In Anlehnung an die jahrhundertealte Kunst des Schön-Schreibens ist diese Kunst des "Schön-Schneidens" erfunden worden.

In der Region wird die neuartige Technik erst in einem einzigen Salon angeboten. Nämlich in der Frisierstube Hänseler in Thurnau. Betreiberin Elisabeth Pillat hat extra eine aufwändige Fortbildung besucht, um korrekt nach den Vorgaben des Erfinders Frank Brohrmann "Calligrafieren" zu können.

"Die Haare werden bei dieser Technik so abgeschnitten, wie der Stengel einer Blume, nämlich schräg", erklärt sie. "Dadurch biegt sich das Haar und es entsteht insgesamt mehr Volumen."


Zwischen 21 und 23 Grad

Das zu erlernen, war gar nicht so einfach. "Der Winkel muss 21 bis 23 Grad betragen, das ist eine ungewohnte Handhaltung für den Friseur. Wer das Messer falsch hält, der kann diesen wunderbaren Effekt nicht erzielen."
Durch den schrägen Schnitt wird die Friseur voller und auch weicher. Elisabeth Pillat führt es vor und schneidet ein paar zwischen die Finger geklemmte Haare mit der Schere ab. "Das stachelt" stellt ihre heutige Kundin Franziska Schnauder-Sanke fest. Dann schneidet Elisabeth Pillat die gleiche Strähne noch mit dem Calligraphen und auch die vorher noch kritische Kundin muss zugeben: "Das fühlt sich weich an, fast wie ein Rasierpinsel."

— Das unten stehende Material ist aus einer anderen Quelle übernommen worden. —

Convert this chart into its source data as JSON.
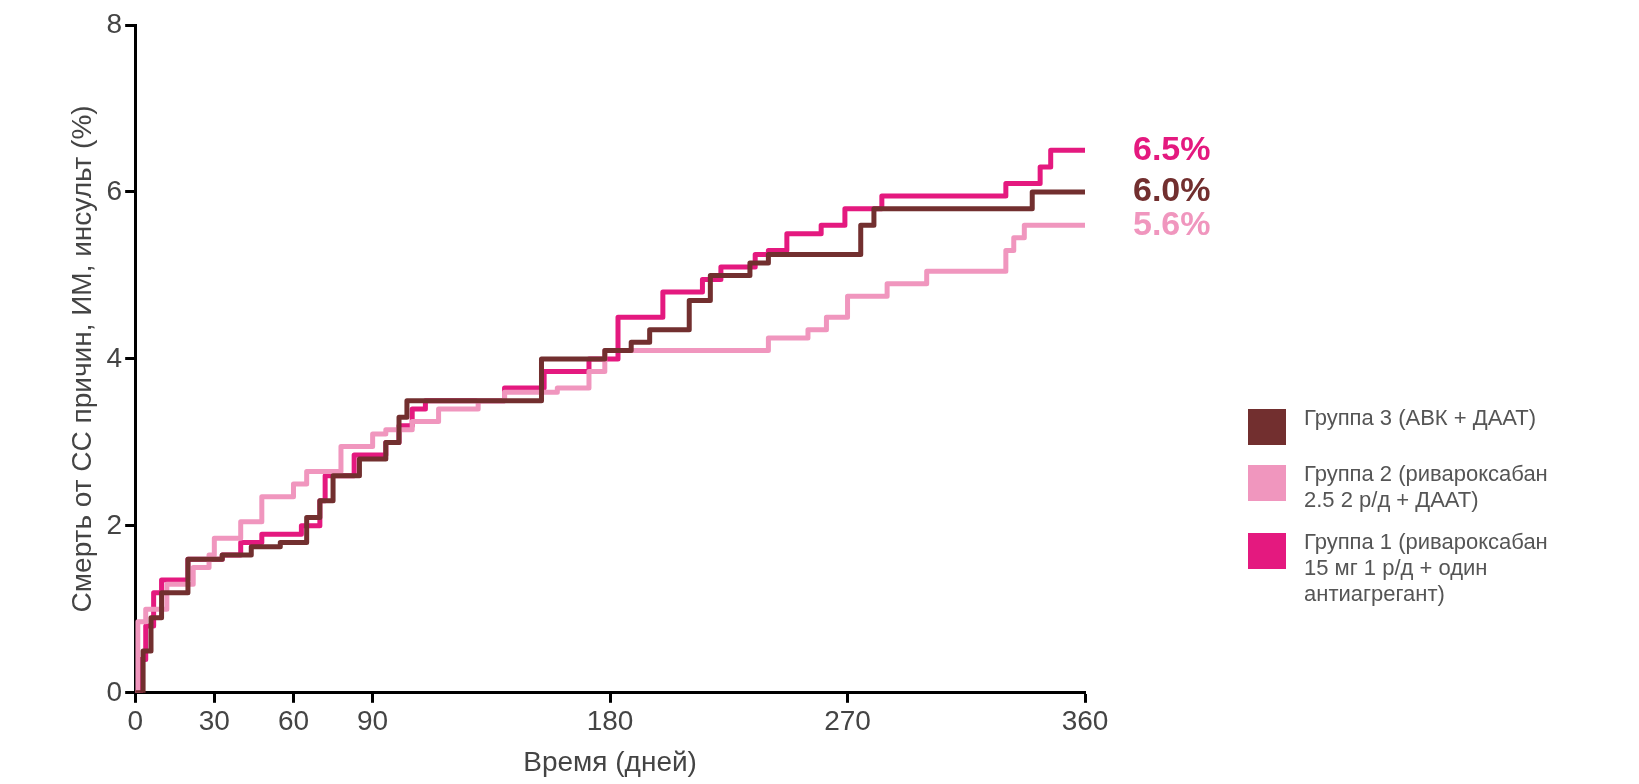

Wenn der Schnitt fertig ist, wird die Kundin den Unterschied noch deutlicher fühlen, verspricht die Friseurin. Sie ist vollends überzeugt von ihrem Calligraphen. "Gerade für Menschen mit dünnem Haar ist der Calligraph ideal. Der Schnitt ist etwas aufwändiger, aber mittlerweile schneide ich damit fast so schnell wie mit der Schere."


Präzision erforderlich

Dadurch dass der Calligraph nur eine ein Zentimeter lange Schnittfläche hat, müssen viele kleine Bewegungen gemacht werden. Bei Elisabeth Pillat, die die Technik seit diesem Sommer anbietet, sieht es schon aus, als hätte sie tatsächlich eine Feder mit Tinte in der Hand. So klein und präzise sind ihre Bewegungen.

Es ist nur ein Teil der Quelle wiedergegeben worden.